Araştırmacılar, 250 milyon yıl içinde Dünya'nın %92'sinin memeliler için yaşanmaz hale gelebileceğini öngörüyor. Gezegenin kara kütlelerinin bir süper kıta oluşturması, volkanizmayı tetiklemesi ve karanın çoğunu çorak bırakacak karbondioksit seviyelerine yükselmesi bekleniyor.

Potsdam'daki GFZ Alman Yer Bilimleri Araştırma Merkezi'nde jeolog olan Hannah Davies, "Hayat gelecekte biraz daha zor zamanlar geçirecek gibi görünüyor. Biraz moral bozucu." dedi.

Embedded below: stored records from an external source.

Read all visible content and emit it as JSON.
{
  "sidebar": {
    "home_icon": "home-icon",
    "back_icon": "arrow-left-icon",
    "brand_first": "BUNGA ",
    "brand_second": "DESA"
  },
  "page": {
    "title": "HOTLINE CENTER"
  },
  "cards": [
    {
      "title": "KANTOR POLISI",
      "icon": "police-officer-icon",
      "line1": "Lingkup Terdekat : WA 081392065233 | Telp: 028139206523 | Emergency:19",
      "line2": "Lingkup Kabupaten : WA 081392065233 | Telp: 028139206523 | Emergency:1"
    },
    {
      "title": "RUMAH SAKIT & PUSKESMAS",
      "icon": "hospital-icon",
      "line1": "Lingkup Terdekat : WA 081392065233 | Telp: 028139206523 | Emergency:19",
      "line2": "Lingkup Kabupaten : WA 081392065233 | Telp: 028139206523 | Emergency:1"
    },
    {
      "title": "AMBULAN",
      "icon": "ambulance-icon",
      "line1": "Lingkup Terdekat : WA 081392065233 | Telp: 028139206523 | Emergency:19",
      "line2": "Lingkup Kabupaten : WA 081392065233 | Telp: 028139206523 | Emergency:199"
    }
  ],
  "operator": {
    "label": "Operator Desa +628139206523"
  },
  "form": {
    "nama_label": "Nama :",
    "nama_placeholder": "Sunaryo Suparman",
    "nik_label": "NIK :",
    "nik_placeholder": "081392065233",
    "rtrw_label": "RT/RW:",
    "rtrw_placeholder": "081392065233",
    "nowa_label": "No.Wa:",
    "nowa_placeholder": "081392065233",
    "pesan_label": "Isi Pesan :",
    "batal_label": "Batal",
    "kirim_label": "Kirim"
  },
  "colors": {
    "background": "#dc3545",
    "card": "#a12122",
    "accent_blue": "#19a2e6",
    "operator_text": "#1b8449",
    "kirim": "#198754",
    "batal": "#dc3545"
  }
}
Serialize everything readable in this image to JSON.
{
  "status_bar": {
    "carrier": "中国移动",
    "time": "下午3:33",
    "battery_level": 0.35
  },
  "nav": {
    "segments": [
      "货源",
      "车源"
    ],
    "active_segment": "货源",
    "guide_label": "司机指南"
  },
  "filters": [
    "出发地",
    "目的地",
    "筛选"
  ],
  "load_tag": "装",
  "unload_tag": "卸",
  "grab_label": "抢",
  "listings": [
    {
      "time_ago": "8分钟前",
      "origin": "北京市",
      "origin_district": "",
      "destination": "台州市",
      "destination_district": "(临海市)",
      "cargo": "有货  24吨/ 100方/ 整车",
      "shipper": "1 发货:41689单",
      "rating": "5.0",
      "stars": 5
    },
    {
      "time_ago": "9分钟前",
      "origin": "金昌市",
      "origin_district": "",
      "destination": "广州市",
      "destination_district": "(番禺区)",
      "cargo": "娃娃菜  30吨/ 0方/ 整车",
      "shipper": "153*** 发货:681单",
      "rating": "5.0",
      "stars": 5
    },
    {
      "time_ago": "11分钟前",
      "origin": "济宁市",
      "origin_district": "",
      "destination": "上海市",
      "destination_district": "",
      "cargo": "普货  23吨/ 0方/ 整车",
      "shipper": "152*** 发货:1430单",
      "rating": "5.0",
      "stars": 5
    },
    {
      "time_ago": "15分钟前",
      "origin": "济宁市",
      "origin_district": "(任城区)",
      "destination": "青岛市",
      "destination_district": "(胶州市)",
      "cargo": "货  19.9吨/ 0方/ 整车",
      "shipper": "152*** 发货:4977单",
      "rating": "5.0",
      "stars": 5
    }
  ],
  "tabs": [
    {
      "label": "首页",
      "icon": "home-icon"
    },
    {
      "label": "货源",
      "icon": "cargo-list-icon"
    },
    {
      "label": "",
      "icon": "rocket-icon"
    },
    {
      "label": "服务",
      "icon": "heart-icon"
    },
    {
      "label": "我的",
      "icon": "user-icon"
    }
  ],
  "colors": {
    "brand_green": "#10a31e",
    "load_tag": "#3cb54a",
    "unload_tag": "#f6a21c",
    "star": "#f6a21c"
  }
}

Kıtalar sürüklenirken, Dünya'nın şu anda süper kıta döngüsünün ortasında olduğu düşünülüyor. Son süper kıta Pangaea yaklaşık 200 milyon yıl önce parçalandı. Pangea Ultima olarak adlandırılan bir sonraki kıtanın ise Atlantik Okyanusu küçülmesi ve Afro-Avrasya kıtasının Amerika'ya çarpmasıyla yaklaşık 250 milyon yıl içinde, ekvatorda oluşması bekleniyor.

25 Eylül'de Nature Geoscience 2'de açıklanan yeni süper kıtanın iklimini modelleyen Birleşik Krallık'taki Bristol Üniversitesi'nden Alexander Farnsworth ve meslektaşları, Pangea Ultima'nın büyük bir kısmının 40 °C'nin üzerinde sıcaklıklara maruz kalacağını ve bu durumun burayı yaşanmaz hale getireceğini keşfetti. Farnsworth, bir araya gelip daha sonra birbirlerinden uzaklaştıkça, kıtaların "atmosfere büyük miktarlarda CO2 yayan" volkanik aktiviteyi tetikleyeceğini ve bunun da gezegeni ısıtacağını söylüyor.

Farnsworth, süper kıtanın ortasında, okyanuslardan uzak bölgelerin yaşanmaz çöllere dönüşeceğini söylüyor. Nem eksikliği, genellikle atmosferden CO2'yi uzaklaştıran, okyanuslara sürüklenen silika miktarını da azaltacak.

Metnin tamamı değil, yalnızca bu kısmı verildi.